Plus loin, la grange. Je l'observe maintenant, alors que nous nous y étions engouffrés sans même l'avoir vraiment regardée. Elle menace de son toit obtus les blés jaunes accablés par le soleil dans son ciel cramoisi. Le monde tourne encore, je souris, le monde tourne, de toute façon.

_ Et toi ça te fait rire ?!
C'est son oncle qui gesticule, qui crie et bat l'air de ses bras. Comment fait-il, il fait si chaud, si lourd.
J'essaye de rester sérieux, de prendre l'air de circonstance : je me fais engueuler. Thomas est là aussi et il à droit à sa part. Il est face à son oncle le visage baissé vers la poussière et la terre.

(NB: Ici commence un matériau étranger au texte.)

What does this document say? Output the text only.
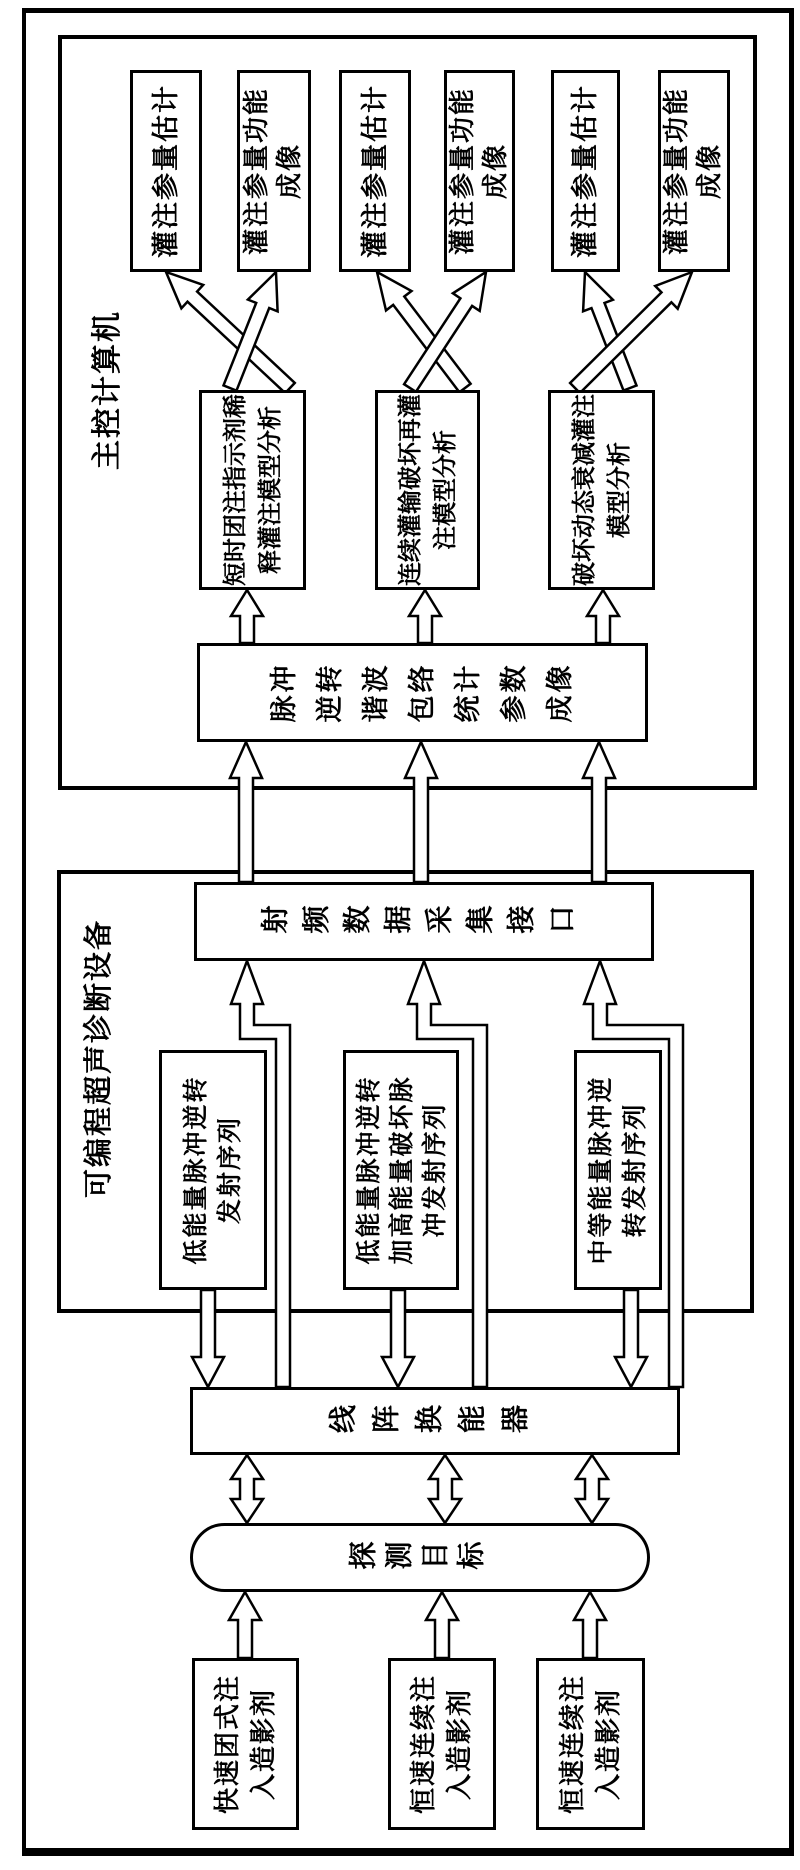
主控计算机
可编程超声诊断设备
快速团式注 入造影剂	恒速连续注 入造影剂	恒速连续注 入造影剂
探测目标
线阵换能器
低能量脉冲逆转 发射序列	低能量脉冲逆转 加高能量破坏脉 冲发射序列	中等能量脉冲逆 转发射序列
射频数据采集接口
脉冲 逆转 谐波 包络 统计 参数 成像
短时团注指示剂稀 释灌注模型分析	连续灌输破坏再灌 注模型分析	破坏动态衰减灌注 模型分析
灌注参量估计 灌注参量功能 成像 灌注参量估计 灌注参量功能 成像 灌注参量估计 灌注参量功能 成像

Il nous arrose d'insultes et de réprimandes. Il dit que nous sommes aussi con l'un que l'autre, qu'il voudrait nous voir grandir enfin, qu'il n'en peut plus de nos idioties. Moi je regarde la grange noire au loin et j'aperçois le clin d'oeil qu'elle nous fait de sa vitre cassée.

Le sang tombe en perles vermillon dans la poussière, une trajectoire à pique qui commence sous le nez de Thomas. Son oncle dit qu'il ne comprend pas, il dit que nous sommes les meilleurs amis du monde ; il veut savoir ce qui nous à pris, dans la grange.

Le sang tombe, lourdement, lentement. Je compte les perles au sol et j'aperçois la poussière qui s'emmêle et se tourne dedans. Je jette un oeil à Thomas, son regard est dur et furieux, il a autant envie d'hurler que moi. C'est à son pouls qui tressaute dans son cou que je le vois.
Du revers de son avant-bras, il essuie son nez, laissant une longue traînée rouge sur sa peau et dans ses poils cuivrés.

Le vertige est toujours là mais, l'espace d'un instant, la conscience de ce qui s'est réellement passé vient de nous éclairer tous les trois. Si l'oncle a refusé d'y croire, s'il a refusé de voir, il y a eu une seconde, une fraction parmi toutes pendant laquelle nous avons été tous les trois unis dans la connaissance.

Dans la grange, sous le toit brûlant, dans l'odeur du foin et de l'acier, les coups s'étaient mis à pleuvoir au milieu de notre chahut.

J'avais cogné, faute de savoir comment lui dire que je l'aimais. Thomas avait cogné plus fort encore, ne comprenant rien aux battements de son coeur.


dgpg

Monique 01/09/2004 @ 15:31:08
Je me trompe ou bien c'est déjà la deuxième histoire d'amour entre 2 hommes ? J'ai pas rêvé ?

Echemane
avatar 01/09/2004 @ 16:03:56
tu ne rêves pas Monique, non. Encore une fois on dira que c'est ampoulé, mais j'aime bien. Malgré les lourdeurs, les constructions hasardeuses, il y a du panache, du style, du risque, de la beauté.
bravo!

Monique 01/09/2004 @ 16:54:36
il y a du panache, du style, du risque, de la beauté.
Du risque de déplaire, oui, à cause de ça, mais haut les coeurs ! Et du style aussi, je suis d'accord. En texte, pour l'instant c'est celui que j'ai préféré. De dplg, l'architecte des granges brûlées d'amour aux fenêtres mutines.

Tistou 01/09/2004 @ 16:55:58
Monique ne s'est intéressée qu'au fond?
chemane à la forme?
Le choix et le contenu de l'histoire sont du seul ressort de l'auteur, non?
Quant à la forme, je dirais moins "artificielle" que "Mille océans". Je suis donc bien mieux rentré dans l'histoire. On y sent une terrible violence (?) sourde et contenue, ça transparait bien. Et en cela c'est réussi.

Sido

avatar 01/09/2004 @ 17:10:42
"Comment fait-il ? il fait si chaud" un peu maladroit.
Chaleur, lourdeur, violence des sentiments...
Amour ? Je n'avais pas bien compris à la première lecture. La présence de l'oncle m'a un peu déconcertée.
Beau texte.

Echemane
avatar 01/09/2004 @ 17:20:02
La forme est surtout mieux maîtrisée je dirais, il y a le fil directeur qui manquait à Mille Océans, et c'est le discours de l'oncle qui donne ce fil. L'intervention du 3è personnage est ici bénéfique à la compréhension.
Quant au fond, Monique a l'air surprise. Une histoire d'amour entre deux hommes? ciel! ;-)
Histoire d'amour et de violence, une chose qui a déjà été écrite comme le remarque par ailleurs dgpg, mais cette façon là est remarquable.
Autre remarque: encore une fois, comme dans mille océans, il y a une sorte de communion entre les personnages et le décor, quelque chose que je n'ai pas regardé de plus près mais qui mérite attention.